Un consorcio vasco pondrá en marcha la primera plataforma eólica flotante del Estado
El consorcio Nautilus, formado por cuatro grandes empresas vascas y el centro tecnológico Tecnalia, ha iniciado ya los preparativos para la primera prueba piloto que se realizará en julio en Cantabria
La primera plataforma real de este molino de viento marino se colocará en Armintza (Bizkaia). Según sus pronósticos, podrían estar produciendo energía en el mar en dos o tres años. Estiman que este desarrollo tecnológico podría llegar a mover hasta 450.000 millones de euros en 2020 en todo el mundo.

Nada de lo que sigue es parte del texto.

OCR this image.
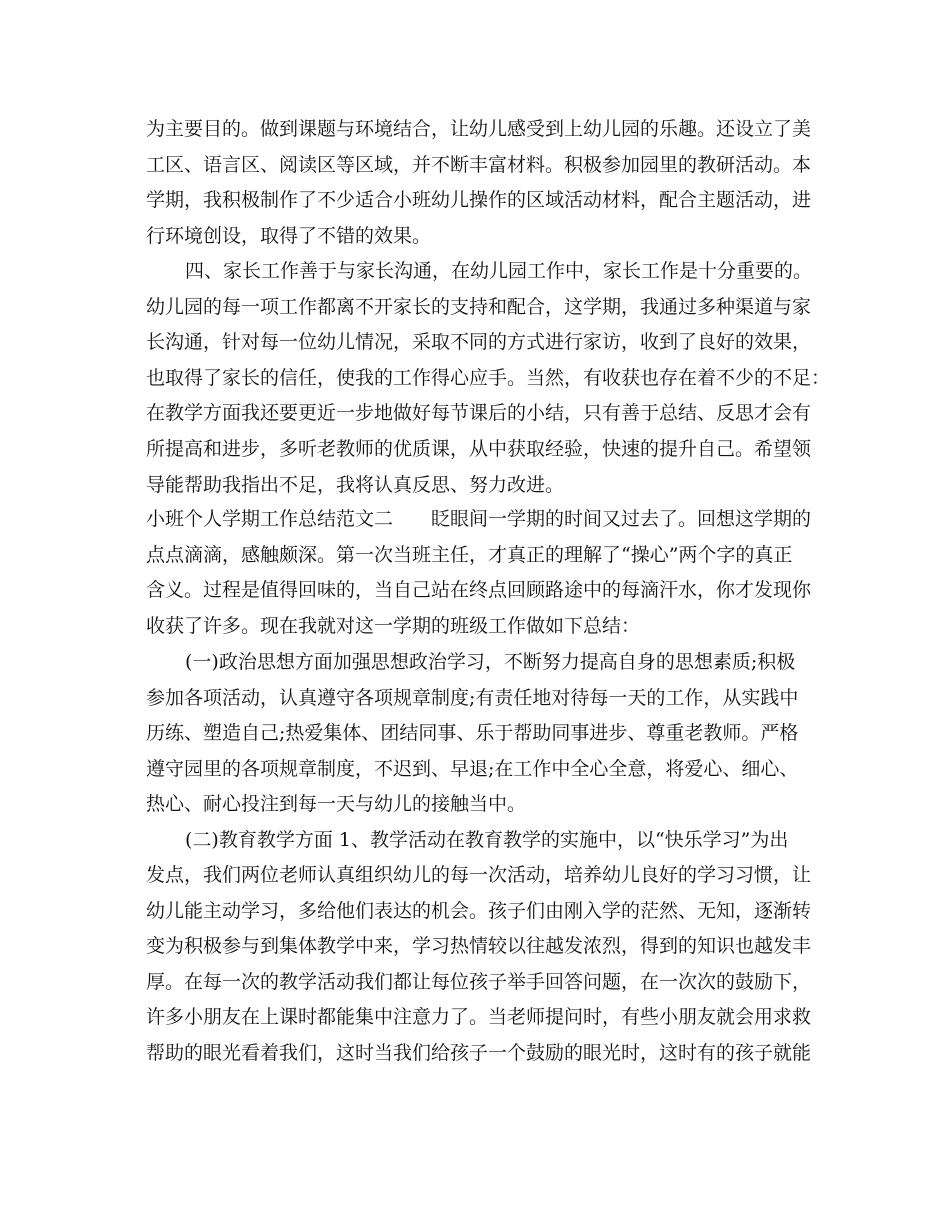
为主要目的。做到课题与环境结合，让幼儿感受到上幼儿园的乐趣。还设立了美
工区、语言区、阅读区等区域，并不断丰富材料。积极参加园里的教研活动。本
学期，我积极制作了不少适合小班幼儿操作的区域活动材料，配合主题活动，进
行环境创设，取得了不错的效果。
四、家长工作善于与家长沟通，在幼儿园工作中，家长工作是十分重要的。
幼儿园的每一项工作都离不开家长的支持和配合，这学期，我通过多种渠道与家
长沟通，针对每一位幼儿情况，采取不同的方式进行家访，收到了良好的效果，
也取得了家长的信任，使我的工作得心应手。当然，有收获也存在着不少的不足：
在教学方面我还要更近一步地做好每节课后的小结，只有善于总结、反思才会有
所提高和进步，多听老教师的优质课，从中获取经验，快速的提升自己。希望领
导能帮助我指出不足，我将认真反思、努力改进。
小班个人学期工作总结范文二　　眨眼间一学期的时间又过去了。回想这学期的
点点滴滴，感触颇深。第一次当班主任，才真正的理解了“操心”两个字的真正
含义。过程是值得回味的，当自己站在终点回顾路途中的每滴汗水，你才发现你
收获了许多。现在我就对这一学期的班级工作做如下总结：
(一)政治思想方面加强思想政治学习，不断努力提高自身的思想素质;积极
参加各项活动，认真遵守各项规章制度;有责任地对待每一天的工作，从实践中
历练、塑造自己;热爱集体、团结同事、乐于帮助同事进步、尊重老教师。严格
遵守园里的各项规章制度，不迟到、早退;在工作中全心全意，将爱心、细心、
热心、耐心投注到每一天与幼儿的接触当中。
(二)教育教学方面 1、教学活动在教育教学的实施中，以“快乐学习”为出
发点，我们两位老师认真组织幼儿的每一次活动，培养幼儿良好的学习习惯，让
幼儿能主动学习，多给他们表达的机会。孩子们由刚入学的茫然、无知，逐渐转
变为积极参与到集体教学中来，学习热情较以往越发浓烈，得到的知识也越发丰
厚。在每一次的教学活动我们都让每位孩子举手回答问题，在一次次的鼓励下，
许多小朋友在上课时都能集中注意力了。当老师提问时，有些小朋友就会用求救
帮助的眼光看着我们，这时当我们给孩子一个鼓励的眼光时，这时有的孩子就能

Astilleros Murueta, Tamoin, Velatia y Vicinay Cadenas crearon a finales del año pasado junto a Tecnalia el Consorcio Nautilus para desarrollar plataformas eólicas flotantes. La peculiaridad de estos "molinos de viento marinos" es que no necesitan pilares cimentados en el fondo marino, sino que flotan anclados con una cadena, como un barco fondeado, por lo que pueden utilizarse en aguas profundas. Su objetivo es aprovechar el fuerte viento de alta mar, en estas aguas, para generar energía eléctrica.
Acaban de iniciar las pruebas a escala en el Instituto de Hidrodinámica de Cantabria y, dentro de un año, están previstas las pruebas con el modelo real, de 40 metros de altura, en el laboratorio BIMEP del Gobierno Vasco en la costa de Bizkaia.
Si las estimaciones de Nautilus se cumplen, las primeras plataformas podrían estar produciendo energía en el mar en dos o tres años. A partir de aquí, aspiran a hacerse con al menos un 5% del mercado mundial, lo que supondría varios cientos de millones de facturación (podría rondar los 450.000 millones de euros en 2020) y la generación de hasta 200 empleos solamente en Euskadi.